Grumet: Super Congress Needs to Finish Panels Work
In the weeks since the failure of the Joint Committee on Deficit Reduction, U.S. debt has grown by roughly $40 billion.
At a time of great anxiety about the future of our nation, one thing is painfully clear. Absent Congressional action, our indebtedness will increase inexorably until the point that our society will be forced to change in ways that are neither gradual nor graceful.
In both its creation and ultimate demise, the super committee offers useful insights that Congressional leadership must consider in the months ahead. Formally named the Joint Select Committee on Deficit Reduction, the nickname “super committee” was coined because the 12 participants were endowed with legislative “superpowers.”
Unlike the regular Congress that bogs itself down with intractable obstacles, the dynamic dozen was assured that any consensus would receive a speedy vote in both chambers, with success determined by simple majorities. Next, the super committee was created with the expectation that Democrats and Republicans would rely on a shared expert staff and actually spend time together negotiating in good faith. Finally, the super committee was engendered with a consequence for failure via the dastardly sequester.
As we all know, even with these advantages, the super committee was not up to the task. While views differ over whether committee members were picked from diverse factions to craft a politically viable solution or defend party-line positions, many members engaged in detailed negotiation and advanced serious proposals. When Congress ultimately confronts our debt crisis, many of the key agreements will reflect the work of the super committee.
When diagnosing the super committee’s failure, much attention has been given to the challenges of electoral partisanship and base-driven ideological discord. To varying degrees, these challenges are embedded in our democracy and not likely to change anytime soon.
However, there is another more mundane and curable factor that undermined the super committee’s chances: 98 percent of the Congress, including numerous committee chairmen, did not want to be left out of the action. It is one thing to uniquely empower a special committee to circumvent the parochial imperatives of every Member to oppose closing military bases in their districts. It is completely different to delegate the future of the country to just 2 percent of the Congress, a group lacking the infrastructure, procedures and time to craft a comprehensive solution.
There is a better approach. Congressional leadership has the complete authority to create a super Congress with the heroic traits commonly attributed to the greatest democracy in the world — a process that enables forceful and substantive disagreements to yield functional solutions.
The keys to unlocking a fiscal solution are well-known. Congress must generate bipartisan support to reform Medicare and tax policy in ways that gradually reduce spending and increase revenue. As demonstrated by the Bowles-Simpson and Bipartisan Policy Center’s Domenici-Rivlin efforts, these solutions require thoughtful design and collaboration without violating our social contract or affronting the core incentives to compete, strive and innovate that are fundamental to our values and economic strength.

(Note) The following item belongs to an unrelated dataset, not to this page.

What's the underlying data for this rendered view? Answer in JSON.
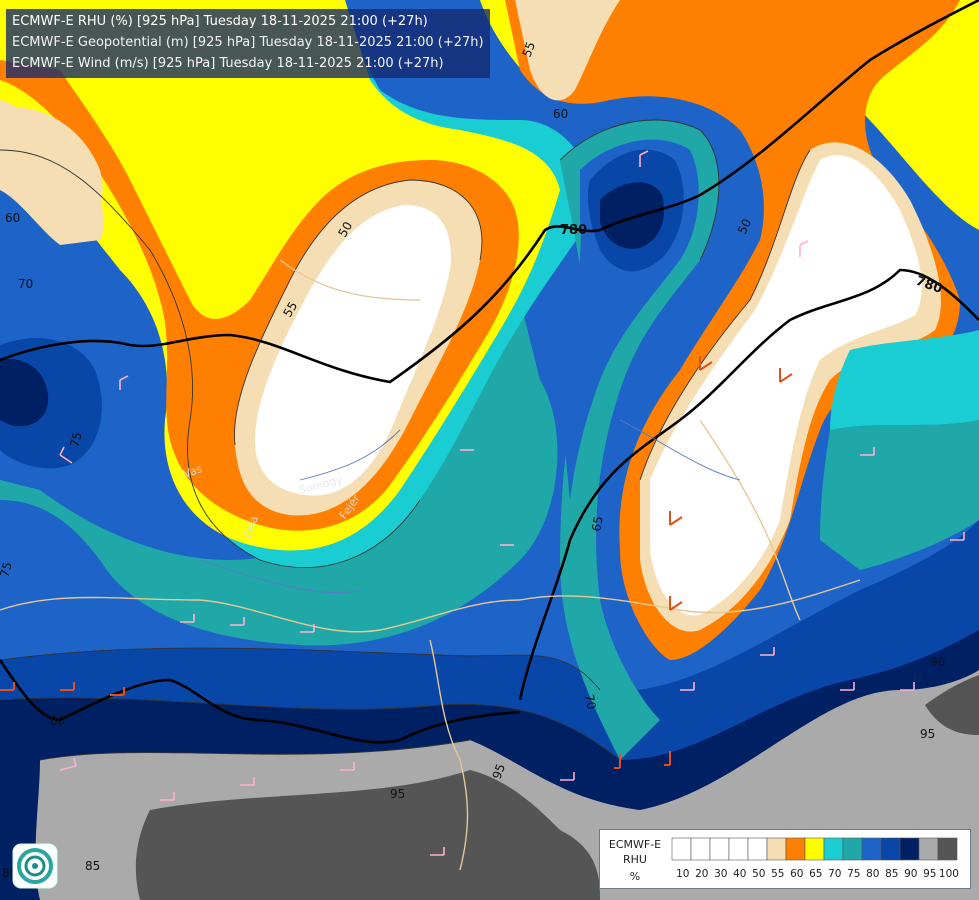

Toward this end, majority leaders should ensure that the minority parties have meaningful opportunities to offer and debate amendments on any debt legislation. Minority leaders should commit to limit the use of tactical procedures to delay action or require supermajorities. Leadership must shift the current incentives and encourage members to work publicly and privately to identify areas of agreement on entitlements and taxes. At a minimum, leadership must encourage members to simply interact with one another.
While it is unlikely that Congress can pass comprehensive legislation before the 2012 elections, they can’t afford to waste the next year. Historically, on issues of this magnitude, leadership must step in to craft the compromise. However, committees of jurisdiction should be instructed to hold hearings throughout 2012 and generate the legislative proposals that form the basis of the ultimate package. If the balance of power does not shift decisively, Congressional action is possible during the 2012 lame-duck session.

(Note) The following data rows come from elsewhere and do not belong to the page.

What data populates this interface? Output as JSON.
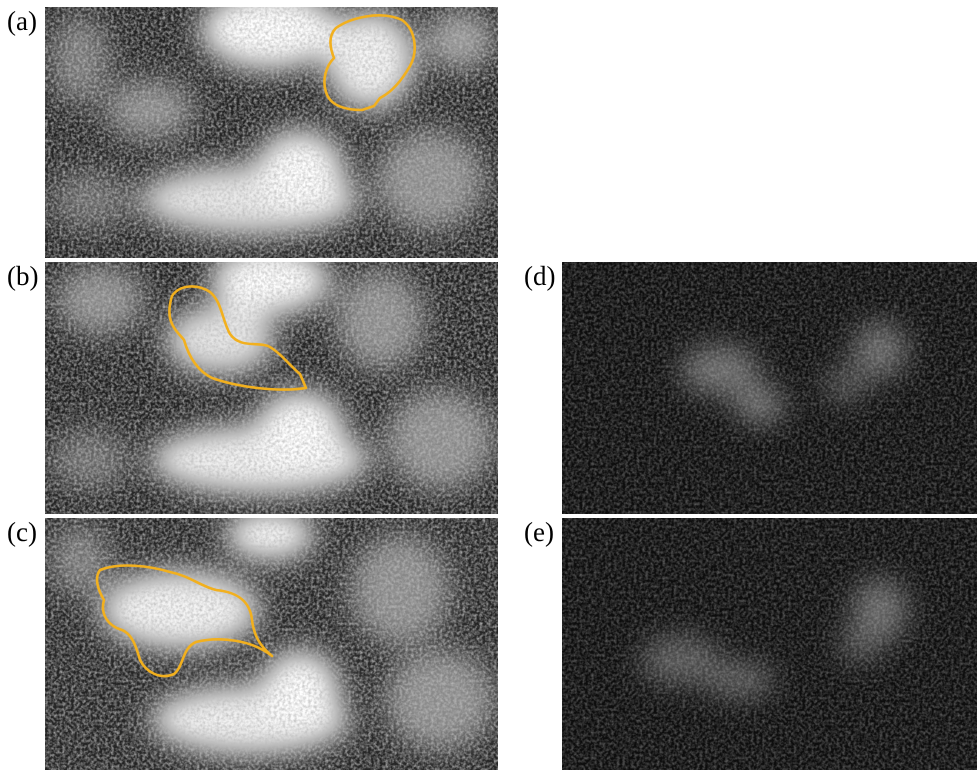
{
  "panels": [
    {
      "label": "(a)"
    },
    {
      "label": "(b)"
    },
    {
      "label": "(c)"
    },
    {
      "label": "(d)"
    },
    {
      "label": "(e)"
    }
  ]
}
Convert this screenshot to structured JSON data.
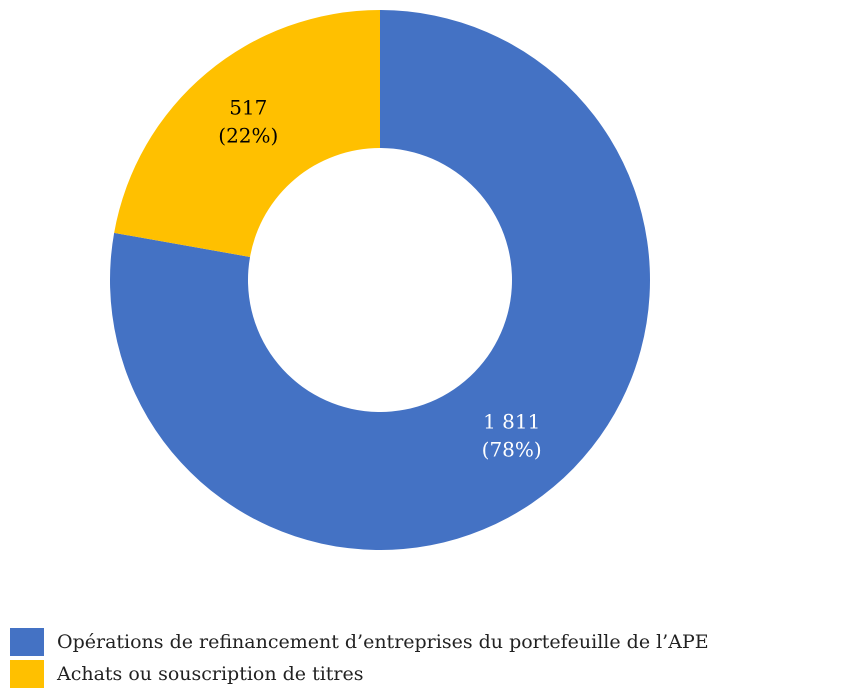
{
  "chart_data": {
    "type": "donut",
    "categories": [
      "Opérations de refinancement d’entreprises du portefeuille de l’APE",
      "Achats ou souscription de titres"
    ],
    "values": [
      1811,
      517
    ],
    "value_labels": [
      "1 811",
      "517"
    ],
    "percentages": [
      78,
      22
    ],
    "percentage_labels": [
      "(78%)",
      "(22%)"
    ],
    "colors": [
      "#4472c4",
      "#ffc000"
    ],
    "label_colors": [
      "#ffffff",
      "#000000"
    ],
    "legend": "bottom-left"
  }
}
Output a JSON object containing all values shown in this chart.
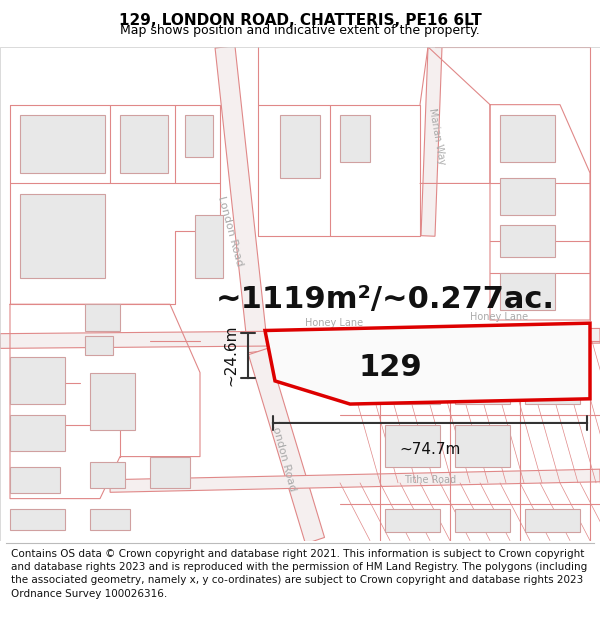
{
  "title": "129, LONDON ROAD, CHATTERIS, PE16 6LT",
  "subtitle": "Map shows position and indicative extent of the property.",
  "area_text": "~1119m²/~0.277ac.",
  "label_129": "129",
  "dim_width": "~74.7m",
  "dim_height": "~24.6m",
  "footer": "Contains OS data © Crown copyright and database right 2021. This information is subject to Crown copyright and database rights 2023 and is reproduced with the permission of HM Land Registry. The polygons (including the associated geometry, namely x, y co-ordinates) are subject to Crown copyright and database rights 2023 Ordnance Survey 100026316.",
  "bg_color": "#ffffff",
  "road_fill": "#f5efef",
  "road_edge": "#e08888",
  "building_fill": "#e8e8e8",
  "building_edge": "#d0a0a0",
  "highlight_fill": "#ffffff",
  "highlight_edge": "#dd0000",
  "dim_color": "#333333",
  "label_color": "#111111",
  "road_text_color": "#aaaaaa",
  "title_fontsize": 11,
  "subtitle_fontsize": 9,
  "area_fontsize": 22,
  "label_fontsize": 22,
  "dim_fontsize": 11,
  "road_fontsize": 8,
  "footer_fontsize": 7.5
}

Finally, Congressional leadership must take greater responsibility for explaining the consequences of inaction to an anxious but largely uninformed public.

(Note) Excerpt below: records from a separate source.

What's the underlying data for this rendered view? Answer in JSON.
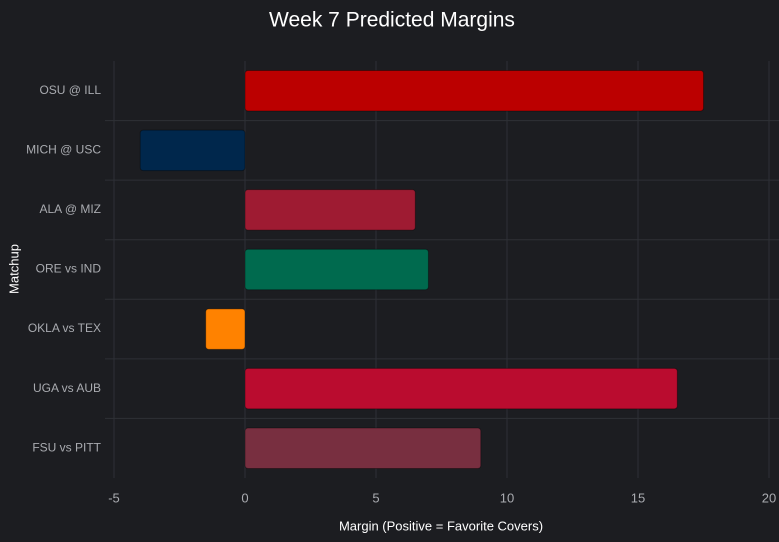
{
  "chart_data": {
    "type": "barh",
    "title": "Week 7 Predicted Margins",
    "x_label": "Margin (Positive = Favorite Covers)",
    "y_label": "Matchup",
    "categories": [
      "OSU @ ILL",
      "MICH @ USC",
      "ALA @ MIZ",
      "ORE vs IND",
      "OKLA vs TEX",
      "UGA vs AUB",
      "FSU vs PITT"
    ],
    "values": [
      17.5,
      -4,
      6.5,
      7,
      -1.5,
      16.5,
      9
    ],
    "colors": [
      "#bb0000",
      "#00274c",
      "#9e1b32",
      "#006a4e",
      "#ff8200",
      "#ba0c2f",
      "#782f40"
    ],
    "xlim": [
      -5,
      20
    ],
    "xticks": [
      -5,
      0,
      5,
      10,
      15,
      20
    ],
    "grid": true
  }
}
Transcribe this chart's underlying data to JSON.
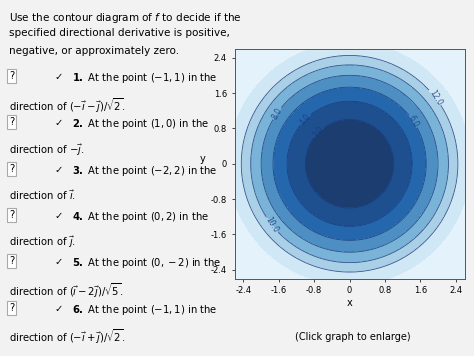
{
  "xlim": [
    -2.6,
    2.6
  ],
  "ylim": [
    -2.6,
    2.6
  ],
  "xlabel": "x",
  "ylabel": "y",
  "contour_levels": [
    2.0,
    4.0,
    6.0,
    8.0,
    10.0,
    12.0
  ],
  "xticks": [
    -2.4,
    -1.6,
    -0.8,
    0,
    0.8,
    1.6,
    2.4
  ],
  "yticks": [
    -2.4,
    -1.6,
    -0.8,
    0,
    0.8,
    1.6,
    2.4
  ],
  "fill_colors": [
    "#1b3d70",
    "#1e4f8f",
    "#2567ad",
    "#4d8fc2",
    "#7ab3d8",
    "#aad0e8",
    "#d0e8f5",
    "#e8f4fb"
  ],
  "contour_line_color": "#1a3a7a",
  "caption": "(Click graph to enlarge)",
  "bg_color": "#f2f2f2",
  "plot_bg": "#e4f2fb"
}
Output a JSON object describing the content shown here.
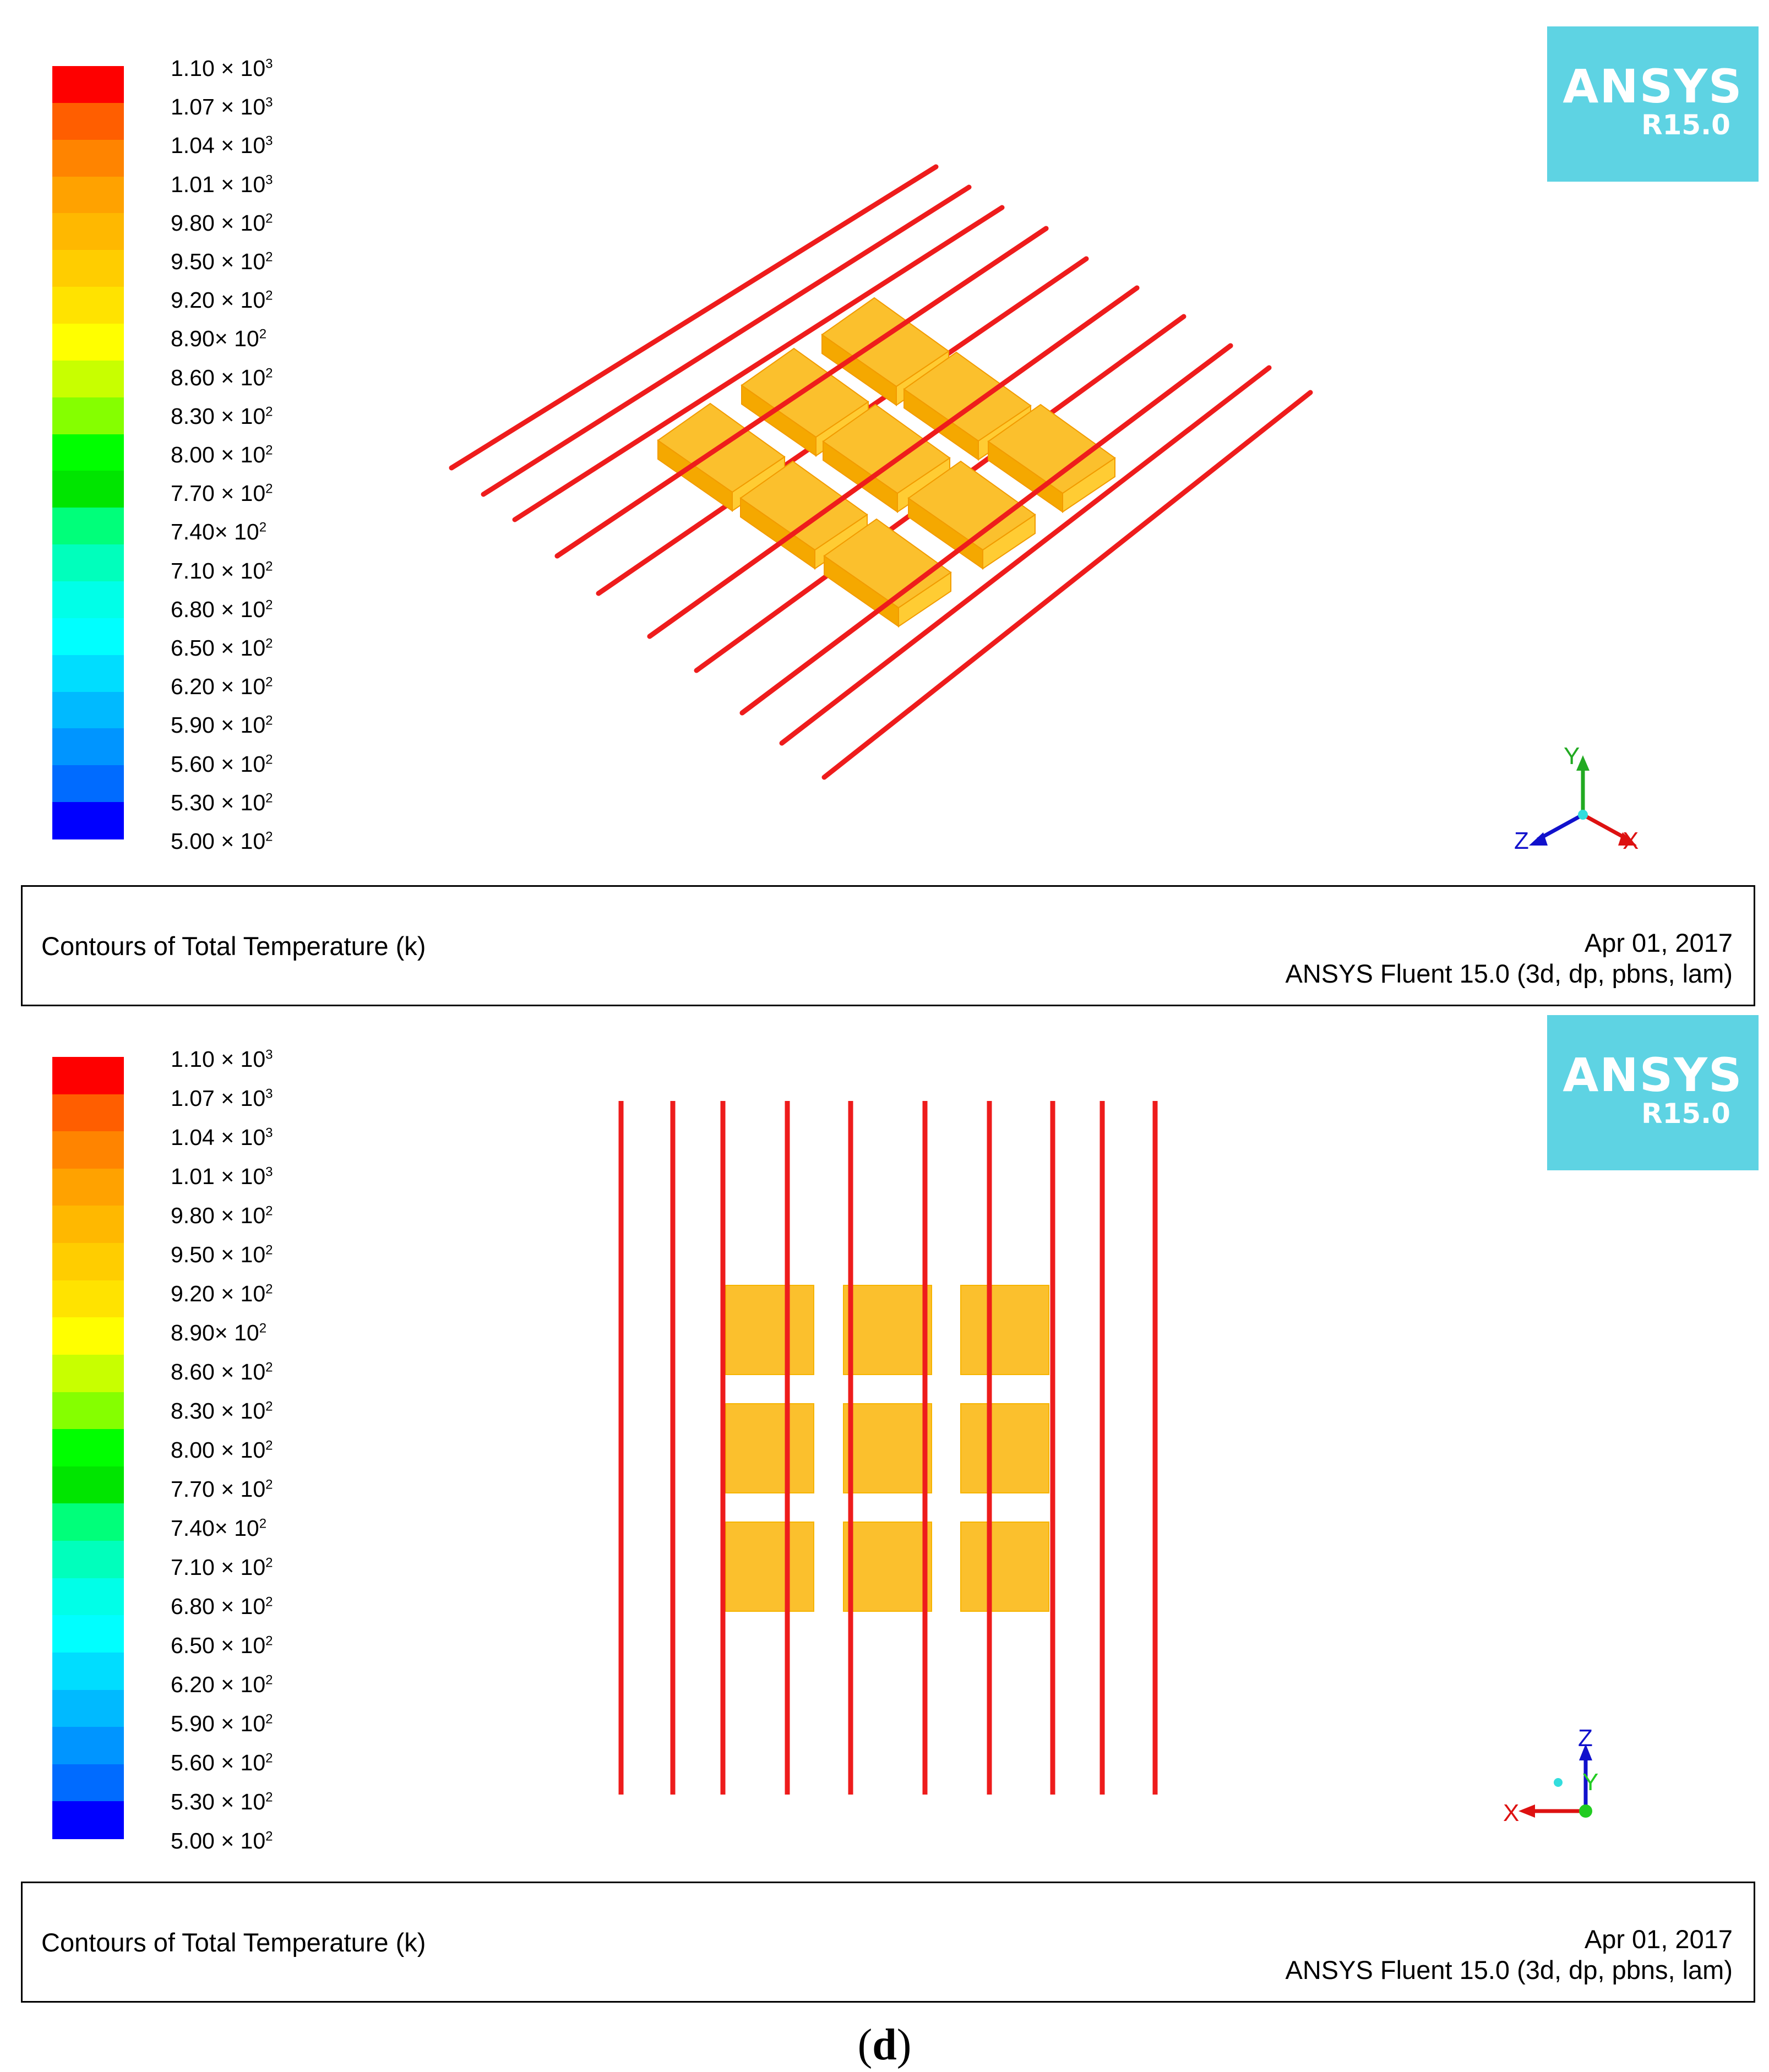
{
  "colorbar": {
    "colors": [
      "#fe0000",
      "#ff5e00",
      "#ff8400",
      "#ffa200",
      "#ffb800",
      "#ffcd00",
      "#ffe300",
      "#ffff00",
      "#c8ff00",
      "#85ff00",
      "#00ff00",
      "#00e500",
      "#00ff7a",
      "#00ffbc",
      "#00ffe8",
      "#00ffff",
      "#00ddff",
      "#00baff",
      "#0095ff",
      "#006bff",
      "#0000ff"
    ],
    "labels": [
      {
        "m": "1.10 × 10",
        "e": "3"
      },
      {
        "m": "1.07 × 10",
        "e": "3"
      },
      {
        "m": "1.04 × 10",
        "e": "3"
      },
      {
        "m": "1.01 × 10",
        "e": "3"
      },
      {
        "m": "9.80 × 10",
        "e": "2"
      },
      {
        "m": "9.50 × 10",
        "e": "2"
      },
      {
        "m": "9.20 × 10",
        "e": "2"
      },
      {
        "m": "8.90× 10",
        "e": "2"
      },
      {
        "m": "8.60 × 10",
        "e": "2"
      },
      {
        "m": "8.30 × 10",
        "e": "2"
      },
      {
        "m": "8.00 × 10",
        "e": "2"
      },
      {
        "m": "7.70 × 10",
        "e": "2"
      },
      {
        "m": "7.40× 10",
        "e": "2"
      },
      {
        "m": "7.10 × 10",
        "e": "2"
      },
      {
        "m": "6.80 × 10",
        "e": "2"
      },
      {
        "m": "6.50 × 10",
        "e": "2"
      },
      {
        "m": "6.20 × 10",
        "e": "2"
      },
      {
        "m": "5.90 × 10",
        "e": "2"
      },
      {
        "m": "5.60 × 10",
        "e": "2"
      },
      {
        "m": "5.30 × 10",
        "e": "2"
      },
      {
        "m": "5.00 × 10",
        "e": "2"
      }
    ]
  },
  "logo": {
    "brand": "ANSYS",
    "version": "R15.0",
    "color": "#5ed3e3"
  },
  "panels": [
    {
      "view": "isometric",
      "title": "Contours of Total Temperature (k)",
      "date": "Apr 01, 2017",
      "solver": "ANSYS Fluent 15.0 (3d, dp, pbns, lam)",
      "axes": {
        "up": "Y",
        "left": "Z",
        "right": "X"
      }
    },
    {
      "view": "front",
      "title": "Contours of Total Temperature (k)",
      "date": "Apr 01, 2017",
      "solver": "ANSYS Fluent 15.0 (3d, dp, pbns, lam)",
      "axes": {
        "up": "Z",
        "mid": "Y",
        "left": "X"
      }
    }
  ],
  "scene_colors": {
    "rod": "#ee1c1c",
    "block": "#fbc02d",
    "block_edge": "#f29b00",
    "block_side": "#f5a800"
  },
  "caption": "(d)"
}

The powers afforded to the super committee were hardly extraordinary. In fact, they represent the rudiments of the legislative process. Instead of passing another law designed to work around its self-imposed dysfunction, Congress should rediscover the basic tools and traditions it has used to overcome prior challenges and get to work. If joined by a committed and engaged president, our system, despite its flaws, can solve this problem before it’s too late.
Jason Grumet is president of the Bipartisan Policy Center.